Female Genital Mutilation Reconstruction for Plastic Surgeons

A Call to Arms

Takintope Akinbiyi, MD, MSc; Emily Langston; Ivona Percec, MD, PhD


Plast Reconstr Surg Glob Open. 2018;6(11):e1945 

In This Article

Classification and Sequelae

Many systems have been described to characterize FGM. One of the more popular historic systems was described by Shandall,[13] which was further modified by Verzin[21] in 1975. Currently the most universally recognized and utilized system was developed by the WHO and is illustrated in Figures 1 and 2 and described in Table 1. In brief, type 1 is defined as a partial or total removal of the clitoris, type 2 as the additional removal of labia minora and possibly majora, type 3 as the narrowing of vaginal opening by surgically closing the external portion of the vulva, while type 4 is defined as any other harmful procedure to the female genitalia for nonmedical reasons.

Figure 1.

Schematic representation of The WHO's FGM classification system types 1–3.

Figure 2.

Clinical pictures of WHO female genital mutilation classification type 2 (A) and type 3 with a clitoral remnant cyst (B).

There are a myriad of short- and long-term complications caused by FGM. Most are likely related to the fact that so many procedures are performed: (1) by nonmedical practitioners; (2) with crude and unsharpened instruments that are often not sterilized; (3) under no anesthetic control; and (4) with no follow-up care. Some of the more notable complications include hemorrhage, death, acute or chronic infections, transmission of HIV or hepatitis, dyspareunia, dysmenorrhea, recurrent urinary tract infections (UTIs), psychological disturbances, and higher risk pregnancies.[4,10,22] It is important to note that the full complication profile is unknown because patients with complications may not seek care from the medical establishment secondary to fears of repercussions, shame, or lack of knowledge.
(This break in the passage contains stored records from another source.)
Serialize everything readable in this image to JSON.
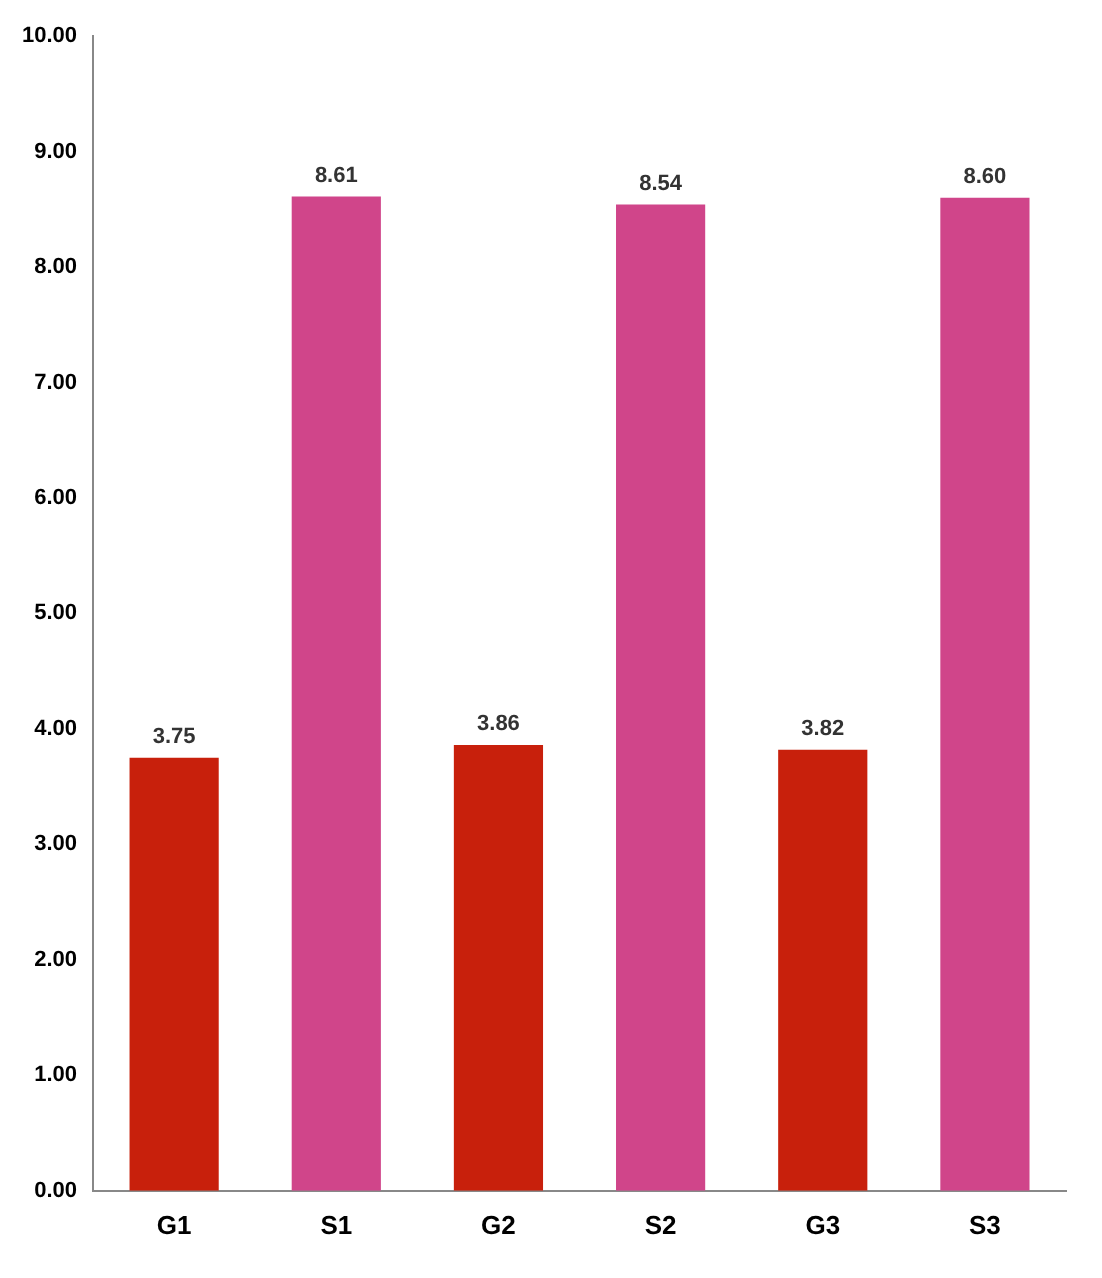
{
  "chart_data": {
    "type": "bar",
    "categories": [
      "G1",
      "S1",
      "G2",
      "S2",
      "G3",
      "S3"
    ],
    "values": [
      3.75,
      8.61,
      3.86,
      8.54,
      3.82,
      8.6
    ],
    "colors": [
      "#c8200c",
      "#d0458a",
      "#c8200c",
      "#d0458a",
      "#c8200c",
      "#d0458a"
    ],
    "value_labels": [
      "3.75",
      "8.61",
      "3.86",
      "8.54",
      "3.82",
      "8.60"
    ],
    "ylim": [
      0,
      10
    ],
    "yticks": [
      {
        "value": 0,
        "label": "0.00"
      },
      {
        "value": 1,
        "label": "1.00"
      },
      {
        "value": 2,
        "label": "2.00"
      },
      {
        "value": 3,
        "label": "3.00"
      },
      {
        "value": 4,
        "label": "4.00"
      },
      {
        "value": 5,
        "label": "5.00"
      },
      {
        "value": 6,
        "label": "6.00"
      },
      {
        "value": 7,
        "label": "7.00"
      },
      {
        "value": 8,
        "label": "8.00"
      },
      {
        "value": 9,
        "label": "9.00"
      },
      {
        "value": 10,
        "label": "10.00"
      }
    ],
    "grid": false,
    "legend": false
  }
}
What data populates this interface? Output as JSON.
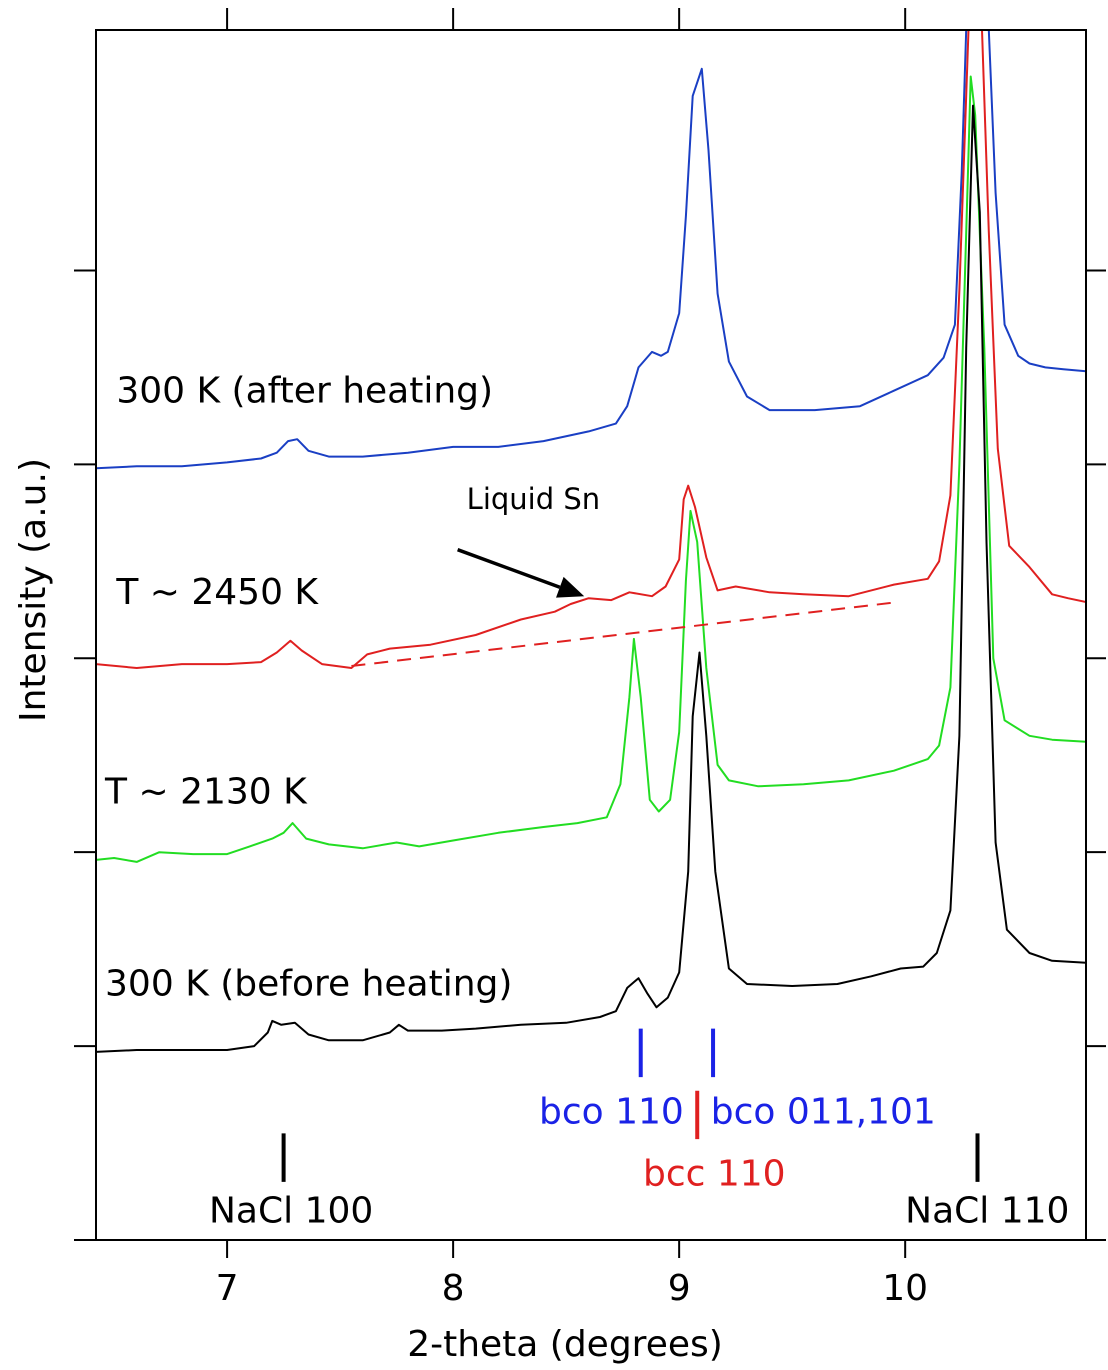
{
  "chart_data": {
    "type": "line",
    "xlabel": "2-theta (degrees)",
    "ylabel": "Intensity (a.u.)",
    "xlim": [
      6.42,
      10.8
    ],
    "ylim": [
      0,
      6.24
    ],
    "xticks": [
      7,
      8,
      9,
      10
    ],
    "yticks_unlabeled": [
      0,
      1,
      2,
      3,
      4,
      5
    ],
    "series": [
      {
        "name": "300 K (after heating)",
        "color": "#1a3fc4",
        "points": [
          [
            6.42,
            3.98
          ],
          [
            6.6,
            3.99
          ],
          [
            6.8,
            3.99
          ],
          [
            7.0,
            4.01
          ],
          [
            7.15,
            4.03
          ],
          [
            7.22,
            4.06
          ],
          [
            7.27,
            4.12
          ],
          [
            7.31,
            4.13
          ],
          [
            7.36,
            4.07
          ],
          [
            7.45,
            4.04
          ],
          [
            7.6,
            4.04
          ],
          [
            7.8,
            4.06
          ],
          [
            8.0,
            4.09
          ],
          [
            8.2,
            4.09
          ],
          [
            8.4,
            4.12
          ],
          [
            8.6,
            4.17
          ],
          [
            8.72,
            4.21
          ],
          [
            8.77,
            4.3
          ],
          [
            8.82,
            4.5
          ],
          [
            8.88,
            4.58
          ],
          [
            8.92,
            4.56
          ],
          [
            8.95,
            4.58
          ],
          [
            9.0,
            4.78
          ],
          [
            9.03,
            5.28
          ],
          [
            9.06,
            5.9
          ],
          [
            9.1,
            6.04
          ],
          [
            9.13,
            5.62
          ],
          [
            9.17,
            4.88
          ],
          [
            9.22,
            4.53
          ],
          [
            9.3,
            4.35
          ],
          [
            9.4,
            4.28
          ],
          [
            9.6,
            4.28
          ],
          [
            9.8,
            4.3
          ],
          [
            9.95,
            4.38
          ],
          [
            10.1,
            4.46
          ],
          [
            10.17,
            4.55
          ],
          [
            10.22,
            4.72
          ],
          [
            10.25,
            5.5
          ],
          [
            10.27,
            6.24
          ]
        ]
      },
      {
        "name": "300 K (after heating)",
        "color": "#1a3fc4",
        "points": [
          [
            10.37,
            6.24
          ],
          [
            10.4,
            5.4
          ],
          [
            10.44,
            4.72
          ],
          [
            10.5,
            4.56
          ],
          [
            10.55,
            4.52
          ],
          [
            10.62,
            4.5
          ],
          [
            10.7,
            4.49
          ],
          [
            10.8,
            4.48
          ]
        ]
      },
      {
        "name": "T ~ 2450 K",
        "color": "#e02020",
        "points": [
          [
            6.42,
            2.97
          ],
          [
            6.6,
            2.95
          ],
          [
            6.8,
            2.97
          ],
          [
            7.0,
            2.97
          ],
          [
            7.15,
            2.98
          ],
          [
            7.22,
            3.03
          ],
          [
            7.28,
            3.09
          ],
          [
            7.33,
            3.04
          ],
          [
            7.42,
            2.97
          ],
          [
            7.55,
            2.95
          ],
          [
            7.62,
            3.02
          ],
          [
            7.72,
            3.05
          ],
          [
            7.9,
            3.07
          ],
          [
            8.1,
            3.12
          ],
          [
            8.3,
            3.2
          ],
          [
            8.45,
            3.24
          ],
          [
            8.52,
            3.28
          ],
          [
            8.6,
            3.31
          ],
          [
            8.7,
            3.3
          ],
          [
            8.78,
            3.34
          ],
          [
            8.88,
            3.32
          ],
          [
            8.94,
            3.37
          ],
          [
            9.0,
            3.51
          ],
          [
            9.02,
            3.82
          ],
          [
            9.04,
            3.89
          ],
          [
            9.07,
            3.78
          ],
          [
            9.12,
            3.52
          ],
          [
            9.17,
            3.35
          ],
          [
            9.25,
            3.37
          ],
          [
            9.4,
            3.34
          ],
          [
            9.55,
            3.33
          ],
          [
            9.75,
            3.32
          ],
          [
            9.95,
            3.38
          ],
          [
            10.1,
            3.41
          ],
          [
            10.15,
            3.5
          ],
          [
            10.2,
            3.84
          ],
          [
            10.24,
            4.9
          ],
          [
            10.28,
            6.24
          ]
        ]
      },
      {
        "name": "T ~ 2450 K",
        "color": "#e02020",
        "points": [
          [
            10.34,
            6.24
          ],
          [
            10.37,
            5.2
          ],
          [
            10.41,
            4.08
          ],
          [
            10.46,
            3.58
          ],
          [
            10.55,
            3.47
          ],
          [
            10.65,
            3.33
          ],
          [
            10.72,
            3.31
          ],
          [
            10.8,
            3.29
          ]
        ]
      },
      {
        "name": "T ~ 2130 K",
        "color": "#22dd22",
        "points": [
          [
            6.42,
            1.96
          ],
          [
            6.5,
            1.97
          ],
          [
            6.6,
            1.95
          ],
          [
            6.7,
            2.0
          ],
          [
            6.85,
            1.99
          ],
          [
            7.0,
            1.99
          ],
          [
            7.1,
            2.03
          ],
          [
            7.2,
            2.07
          ],
          [
            7.25,
            2.1
          ],
          [
            7.29,
            2.15
          ],
          [
            7.35,
            2.07
          ],
          [
            7.45,
            2.04
          ],
          [
            7.6,
            2.02
          ],
          [
            7.75,
            2.05
          ],
          [
            7.85,
            2.03
          ],
          [
            8.0,
            2.06
          ],
          [
            8.2,
            2.1
          ],
          [
            8.4,
            2.13
          ],
          [
            8.55,
            2.15
          ],
          [
            8.68,
            2.18
          ],
          [
            8.74,
            2.35
          ],
          [
            8.78,
            2.8
          ],
          [
            8.8,
            3.1
          ],
          [
            8.83,
            2.8
          ],
          [
            8.87,
            2.27
          ],
          [
            8.91,
            2.21
          ],
          [
            8.96,
            2.27
          ],
          [
            9.0,
            2.62
          ],
          [
            9.03,
            3.4
          ],
          [
            9.05,
            3.76
          ],
          [
            9.08,
            3.6
          ],
          [
            9.12,
            2.95
          ],
          [
            9.17,
            2.45
          ],
          [
            9.22,
            2.37
          ],
          [
            9.35,
            2.34
          ],
          [
            9.55,
            2.35
          ],
          [
            9.75,
            2.37
          ],
          [
            9.95,
            2.42
          ],
          [
            10.1,
            2.48
          ],
          [
            10.15,
            2.55
          ],
          [
            10.2,
            2.85
          ],
          [
            10.24,
            4.0
          ],
          [
            10.28,
            5.6
          ],
          [
            10.29,
            6.0
          ],
          [
            10.31,
            5.8
          ],
          [
            10.35,
            4.6
          ],
          [
            10.39,
            3.0
          ],
          [
            10.44,
            2.68
          ],
          [
            10.55,
            2.6
          ],
          [
            10.65,
            2.58
          ],
          [
            10.8,
            2.57
          ]
        ]
      },
      {
        "name": "300 K (before heating)",
        "color": "#000000",
        "points": [
          [
            6.42,
            0.97
          ],
          [
            6.6,
            0.98
          ],
          [
            6.8,
            0.98
          ],
          [
            7.0,
            0.98
          ],
          [
            7.12,
            1.0
          ],
          [
            7.18,
            1.07
          ],
          [
            7.2,
            1.13
          ],
          [
            7.24,
            1.11
          ],
          [
            7.3,
            1.12
          ],
          [
            7.36,
            1.06
          ],
          [
            7.45,
            1.03
          ],
          [
            7.6,
            1.03
          ],
          [
            7.72,
            1.07
          ],
          [
            7.76,
            1.11
          ],
          [
            7.8,
            1.08
          ],
          [
            7.95,
            1.08
          ],
          [
            8.1,
            1.09
          ],
          [
            8.3,
            1.11
          ],
          [
            8.5,
            1.12
          ],
          [
            8.65,
            1.15
          ],
          [
            8.72,
            1.18
          ],
          [
            8.77,
            1.3
          ],
          [
            8.82,
            1.35
          ],
          [
            8.86,
            1.27
          ],
          [
            8.9,
            1.2
          ],
          [
            8.95,
            1.25
          ],
          [
            9.0,
            1.38
          ],
          [
            9.04,
            1.9
          ],
          [
            9.06,
            2.7
          ],
          [
            9.09,
            3.03
          ],
          [
            9.12,
            2.6
          ],
          [
            9.16,
            1.9
          ],
          [
            9.22,
            1.4
          ],
          [
            9.3,
            1.32
          ],
          [
            9.5,
            1.31
          ],
          [
            9.7,
            1.32
          ],
          [
            9.85,
            1.36
          ],
          [
            9.98,
            1.4
          ],
          [
            10.08,
            1.41
          ],
          [
            10.14,
            1.48
          ],
          [
            10.2,
            1.7
          ],
          [
            10.24,
            2.6
          ],
          [
            10.27,
            4.6
          ],
          [
            10.3,
            5.85
          ],
          [
            10.33,
            5.3
          ],
          [
            10.36,
            3.6
          ],
          [
            10.4,
            2.05
          ],
          [
            10.45,
            1.6
          ],
          [
            10.55,
            1.48
          ],
          [
            10.65,
            1.44
          ],
          [
            10.8,
            1.43
          ]
        ]
      }
    ],
    "baseline": {
      "name": "Liquid Sn",
      "color": "#e02020",
      "style": "dashed",
      "points": [
        [
          7.55,
          2.96
        ],
        [
          9.97,
          3.29
        ]
      ]
    },
    "reference_ticks": [
      {
        "x": 7.25,
        "color": "#000000",
        "label": "NaCl 100",
        "level": 0.3,
        "len": 0.25
      },
      {
        "x": 10.32,
        "color": "#000000",
        "label": "NaCl 110",
        "level": 0.3,
        "len": 0.25
      },
      {
        "x": 9.08,
        "color": "#e02020",
        "label": "bcc 110",
        "level": 0.52,
        "len": 0.25
      },
      {
        "x": 8.83,
        "color": "#1a22e6",
        "label": "bco 110",
        "level": 0.84,
        "len": 0.25
      },
      {
        "x": 9.15,
        "color": "#1a22e6",
        "label": "bco 011,101",
        "level": 0.84,
        "len": 0.25
      }
    ],
    "annotations": [
      {
        "text": "300 K (after heating)",
        "x": 6.51,
        "y": 4.32,
        "color": "#000000"
      },
      {
        "text": "T ~ 2450 K",
        "x": 6.51,
        "y": 3.28,
        "color": "#000000"
      },
      {
        "text": "T ~ 2130 K",
        "x": 6.46,
        "y": 2.25,
        "color": "#000000"
      },
      {
        "text": "300 K (before heating)",
        "x": 6.46,
        "y": 1.26,
        "color": "#000000"
      },
      {
        "text": "Liquid Sn",
        "x": 8.06,
        "y": 3.77,
        "color": "#000000"
      },
      {
        "text": "bco 110",
        "x": 8.38,
        "y": 0.6,
        "color": "#1a22e6"
      },
      {
        "text": "bco 011,101",
        "x": 9.14,
        "y": 0.6,
        "color": "#1a22e6"
      },
      {
        "text": "bcc 110",
        "x": 8.84,
        "y": 0.28,
        "color": "#e02020"
      },
      {
        "text": "NaCl 100",
        "x": 6.92,
        "y": 0.09,
        "color": "#000000"
      },
      {
        "text": "NaCl 110",
        "x": 10.0,
        "y": 0.09,
        "color": "#000000"
      }
    ],
    "arrow": {
      "from": [
        8.02,
        3.56
      ],
      "to": [
        8.58,
        3.32
      ],
      "color": "#000000"
    },
    "grid": false,
    "legend": "none"
  }
}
Type 3 "infibulation" involves the surgical narrowing of vaginal opening by closing variable amounts of the external vulva. Urine and menses often flow through a single hole, labeled "watering-can dispersal"[10] (Figure 2B). In many cases, women often have to undergo deinfibulation to reopen the vaginal opening to allow for sexual intercourse and/or childbirth. Even after deinfibulation, some women still experience severe perineal tearing during sexual intercourse and childbirth leading to further scarring. Frustrations with delayed or difficult sexual intercourse can lead to anal intercourse or even using the urethral meatus.[7] Prolonged obstructed labor, secondary to narrowed vulva, and scar tissue can lead to fetal death and vesicovaginal fistulas with ischemia of the septum. Some women will elect to undergo reinfibulation after childbirth, demonstrating how ingrained FGM is in many cultures. Each additional birth then requires another deinfibulation, resulting in multiple procedures and an increased risk of complications.[4] A comprehensive look at both the short- and long-term sequelae is displayed in Table 2.